Twitter's Mess a Thing of Beauty
If nothing else, Twitter has caught the attention of the people who are focused on how businesses have to transform themselves to remain relevant in the 21st century. There's nothing quite like the bankruptcy of General Motors, after all, to drive home the point of "innovate, or die."
Umair Haque, Director of the Havas Media Lab, published a piece this morning on Harvard Business.org, arguing that "Twitter is one of the world's most radical management innovators." Here are a handful of takeaways, embellished and interpreted by yours truly:
- "The business of business [now] is to add value" -- not to extract value. That old model, extraction, is going the way of the Oldsmobile.

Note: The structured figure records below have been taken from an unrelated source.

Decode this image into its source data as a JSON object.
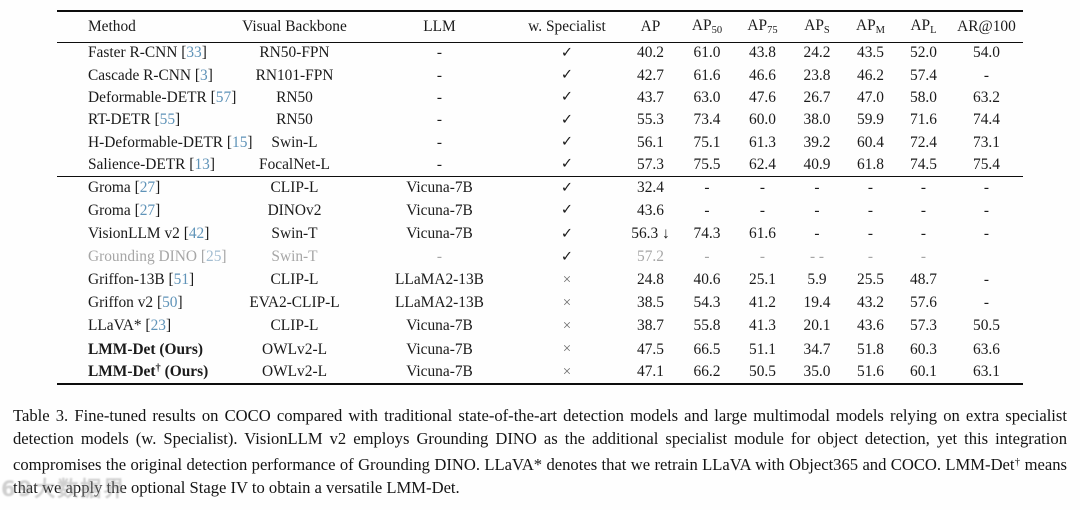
{
  "colors": {
    "text": "#1a1a1a",
    "citation_blue": "#5f93b8",
    "gray_row": "#a6a6a6",
    "rule": "#0d0d0d"
  },
  "table": {
    "header": {
      "method": "Method",
      "backbone": "Visual Backbone",
      "llm": "LLM",
      "specialist": "w. Specialist",
      "metrics": [
        {
          "t": "AP"
        },
        {
          "t": "AP",
          "sub": "50"
        },
        {
          "t": "AP",
          "sub": "75"
        },
        {
          "t": "AP",
          "sub": "S"
        },
        {
          "t": "AP",
          "sub": "M"
        },
        {
          "t": "AP",
          "sub": "L"
        },
        {
          "t": "AR@100"
        }
      ]
    },
    "groups": [
      {
        "rows": [
          {
            "method": "Faster R-CNN",
            "cite": "33",
            "backbone": "RN50-FPN",
            "llm": "-",
            "specialist": "✓",
            "values": [
              "40.2",
              "61.0",
              "43.8",
              "24.2",
              "43.5",
              "52.0",
              "54.0"
            ]
          },
          {
            "method": "Cascade R-CNN",
            "cite": "3",
            "backbone": "RN101-FPN",
            "llm": "-",
            "specialist": "✓",
            "values": [
              "42.7",
              "61.6",
              "46.6",
              "23.8",
              "46.2",
              "57.4",
              "-"
            ]
          },
          {
            "method": "Deformable-DETR",
            "cite": "57",
            "backbone": "RN50",
            "llm": "-",
            "specialist": "✓",
            "values": [
              "43.7",
              "63.0",
              "47.6",
              "26.7",
              "47.0",
              "58.0",
              "63.2"
            ]
          },
          {
            "method": "RT-DETR",
            "cite": "55",
            "backbone": "RN50",
            "llm": "-",
            "specialist": "✓",
            "values": [
              "55.3",
              "73.4",
              "60.0",
              "38.0",
              "59.9",
              "71.6",
              "74.4"
            ]
          },
          {
            "method": "H-Deformable-DETR",
            "cite": "15",
            "backbone": "Swin-L",
            "llm": "-",
            "specialist": "✓",
            "values": [
              "56.1",
              "75.1",
              "61.3",
              "39.2",
              "60.4",
              "72.4",
              "73.1"
            ]
          },
          {
            "method": "Salience-DETR",
            "cite": "13",
            "backbone": "FocalNet-L",
            "llm": "-",
            "specialist": "✓",
            "values": [
              "57.3",
              "75.5",
              "62.4",
              "40.9",
              "61.8",
              "74.5",
              "75.4"
            ]
          }
        ]
      },
      {
        "rows": [
          {
            "method": "Groma",
            "cite": "27",
            "backbone": "CLIP-L",
            "llm": "Vicuna-7B",
            "specialist": "✓",
            "values": [
              "32.4",
              "-",
              "-",
              "-",
              "-",
              "-",
              "-"
            ]
          },
          {
            "method": "Groma",
            "cite": "27",
            "backbone": "DINOv2",
            "llm": "Vicuna-7B",
            "specialist": "✓",
            "values": [
              "43.6",
              "-",
              "-",
              "-",
              "-",
              "-",
              "-"
            ]
          },
          {
            "method": "VisionLLM v2",
            "cite": "42",
            "backbone": "Swin-T",
            "llm": "Vicuna-7B",
            "specialist": "✓",
            "values": [
              "56.3 ↓",
              "74.3",
              "61.6",
              "-",
              "-",
              "-",
              "-"
            ]
          },
          {
            "method": "Grounding DINO",
            "cite": "25",
            "backbone": "Swin-T",
            "llm": "-",
            "specialist": "✓",
            "gray": true,
            "values": [
              "57.2",
              "-",
              "-",
              "- -",
              "-",
              "-",
              ""
            ]
          },
          {
            "method": "Griffon-13B",
            "cite": "51",
            "backbone": "CLIP-L",
            "llm": "LLaMA2-13B",
            "specialist": "×",
            "values": [
              "24.8",
              "40.6",
              "25.1",
              "5.9",
              "25.5",
              "48.7",
              "-"
            ]
          },
          {
            "method": "Griffon v2",
            "cite": "50",
            "backbone": "EVA2-CLIP-L",
            "llm": "LLaMA2-13B",
            "specialist": "×",
            "values": [
              "38.5",
              "54.3",
              "41.2",
              "19.4",
              "43.2",
              "57.6",
              "-"
            ]
          },
          {
            "method": "LLaVA*",
            "cite": "23",
            "backbone": "CLIP-L",
            "llm": "Vicuna-7B",
            "specialist": "×",
            "values": [
              "38.7",
              "55.8",
              "41.3",
              "20.1",
              "43.6",
              "57.3",
              "50.5"
            ]
          },
          {
            "method": "LMM-Det",
            "method_suffix": " (Ours)",
            "bold": true,
            "backbone": "OWLv2-L",
            "llm": "Vicuna-7B",
            "specialist": "×",
            "values": [
              "47.5",
              "66.5",
              "51.1",
              "34.7",
              "51.8",
              "60.3",
              "63.6"
            ]
          },
          {
            "method": "LMM-Det",
            "method_sup": "†",
            "method_suffix": " (Ours)",
            "bold": true,
            "backbone": "OWLv2-L",
            "llm": "Vicuna-7B",
            "specialist": "×",
            "values": [
              "47.1",
              "66.2",
              "50.5",
              "35.0",
              "51.6",
              "60.1",
              "63.1"
            ]
          }
        ]
      }
    ]
  },
  "caption": {
    "parts": [
      {
        "t": "Table 3. Fine-tuned results on COCO compared with traditional state-of-the-art detection models and large multimodal models relying on extra specialist detection models (w. Specialist). VisionLLM v2 employs Grounding DINO as the additional specialist module for object detection, yet this integration compromises the original detection performance of Grounding DINO. LLaVA* denotes that we retrain LLaVA with Object365 and COCO. LMM-Det"
      },
      {
        "t": "†",
        "sup": true
      },
      {
        "t": " means that we apply the optional Stage IV to obtain a versatile LMM-Det."
      }
    ]
  },
  "watermark": {
    "text": "69大数据界"
  }
}
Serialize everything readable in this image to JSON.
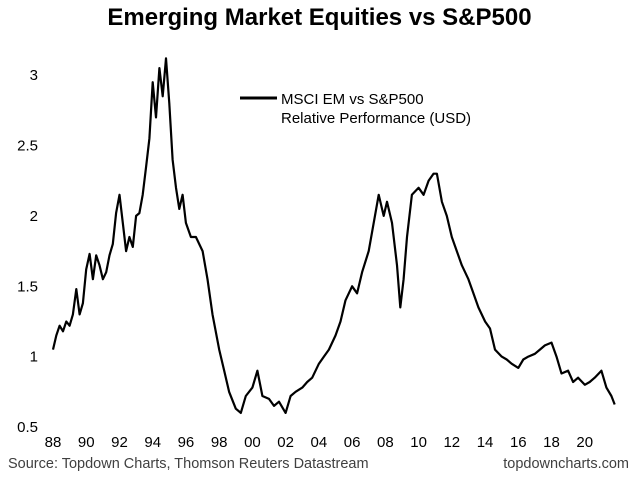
{
  "title": "Emerging Market Equities vs S&P500",
  "footer": {
    "source": "Source: Topdown Charts, Thomson Reuters Datastream",
    "site": "topdowncharts.com"
  },
  "chart_data": {
    "type": "line",
    "title": "Emerging Market Equities vs S&P500",
    "xlabel": "",
    "ylabel": "",
    "xlim": [
      1988,
      2022.0
    ],
    "ylim": [
      0.5,
      3.25
    ],
    "y_ticks": [
      "0.5",
      "1",
      "1.5",
      "2",
      "2.5",
      "3"
    ],
    "x_ticks": [
      "88",
      "90",
      "92",
      "94",
      "96",
      "98",
      "00",
      "02",
      "04",
      "06",
      "08",
      "10",
      "12",
      "14",
      "16",
      "18",
      "20"
    ],
    "grid": false,
    "legend_position": "top-center",
    "series": [
      {
        "name": "MSCI EM vs S&P500",
        "name_line2": "Relative Performance (USD)",
        "color": "#000000",
        "x": [
          1988.0,
          1988.2,
          1988.4,
          1988.6,
          1988.8,
          1989.0,
          1989.2,
          1989.4,
          1989.6,
          1989.8,
          1990.0,
          1990.2,
          1990.4,
          1990.6,
          1990.8,
          1991.0,
          1991.2,
          1991.4,
          1991.6,
          1991.8,
          1992.0,
          1992.2,
          1992.4,
          1992.6,
          1992.8,
          1993.0,
          1993.2,
          1993.4,
          1993.6,
          1993.8,
          1994.0,
          1994.2,
          1994.4,
          1994.6,
          1994.8,
          1995.0,
          1995.2,
          1995.4,
          1995.6,
          1995.8,
          1996.0,
          1996.3,
          1996.6,
          1997.0,
          1997.3,
          1997.6,
          1998.0,
          1998.3,
          1998.6,
          1999.0,
          1999.3,
          1999.6,
          2000.0,
          2000.3,
          2000.6,
          2001.0,
          2001.3,
          2001.6,
          2002.0,
          2002.3,
          2002.6,
          2003.0,
          2003.3,
          2003.6,
          2004.0,
          2004.3,
          2004.6,
          2005.0,
          2005.3,
          2005.6,
          2006.0,
          2006.3,
          2006.6,
          2007.0,
          2007.3,
          2007.6,
          2007.9,
          2008.1,
          2008.4,
          2008.7,
          2008.9,
          2009.1,
          2009.3,
          2009.6,
          2010.0,
          2010.3,
          2010.6,
          2010.9,
          2011.1,
          2011.4,
          2011.7,
          2012.0,
          2012.3,
          2012.6,
          2013.0,
          2013.3,
          2013.6,
          2014.0,
          2014.3,
          2014.6,
          2015.0,
          2015.3,
          2015.6,
          2016.0,
          2016.3,
          2016.6,
          2017.0,
          2017.3,
          2017.6,
          2018.0,
          2018.3,
          2018.6,
          2019.0,
          2019.3,
          2019.6,
          2020.0,
          2020.3,
          2020.6,
          2021.0,
          2021.3,
          2021.6,
          2021.8
        ],
        "values": [
          1.05,
          1.15,
          1.22,
          1.18,
          1.25,
          1.22,
          1.3,
          1.48,
          1.3,
          1.38,
          1.62,
          1.73,
          1.55,
          1.72,
          1.65,
          1.55,
          1.6,
          1.72,
          1.8,
          2.02,
          2.15,
          1.95,
          1.75,
          1.85,
          1.78,
          2.0,
          2.02,
          2.15,
          2.35,
          2.55,
          2.95,
          2.7,
          3.05,
          2.85,
          3.12,
          2.8,
          2.4,
          2.2,
          2.05,
          2.15,
          1.95,
          1.85,
          1.85,
          1.75,
          1.55,
          1.3,
          1.05,
          0.9,
          0.75,
          0.63,
          0.6,
          0.72,
          0.78,
          0.9,
          0.72,
          0.7,
          0.65,
          0.68,
          0.6,
          0.72,
          0.75,
          0.78,
          0.82,
          0.85,
          0.95,
          1.0,
          1.05,
          1.15,
          1.25,
          1.4,
          1.5,
          1.45,
          1.6,
          1.75,
          1.95,
          2.15,
          2.0,
          2.1,
          1.95,
          1.65,
          1.35,
          1.55,
          1.85,
          2.15,
          2.2,
          2.15,
          2.25,
          2.3,
          2.3,
          2.1,
          2.0,
          1.85,
          1.75,
          1.65,
          1.55,
          1.45,
          1.35,
          1.25,
          1.2,
          1.05,
          1.0,
          0.98,
          0.95,
          0.92,
          0.98,
          1.0,
          1.02,
          1.05,
          1.08,
          1.1,
          1.0,
          0.88,
          0.9,
          0.82,
          0.85,
          0.8,
          0.82,
          0.85,
          0.9,
          0.78,
          0.72,
          0.66
        ]
      }
    ]
  }
}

- With its open platform, commitment to the value of ephemera, and free access for all, Twitter provides an exceedingly democratic environment for the exchange of real-time information.
- "Today, Twitter is the master of viral economies." Information now moves at the speed of a Tweet in the format of 140 characters or less.
- The simplicity of Twitter is masterful. It is utterly devoid of complexity, and that adds solid business value.
- "Twitter realizes neighborhood effects, not just network effects: complex sets of intersecting, overlapping, mutually reinforcing network effects."
- "Twitter is messy -- people can use it in uncontrolled ways -- and that messiness means Twitter has better ideas faster than, for example, Facebook."
This last point is my favorite. When my kids were still infants, I remember reading those parenting books, you know, and one piece of advice that stuck with me was how to handle a baby who repeatedly uses whatever material is at hand (including food) to create great big messes from her high chair.
"Let them be -- this is their inherent creativity at work."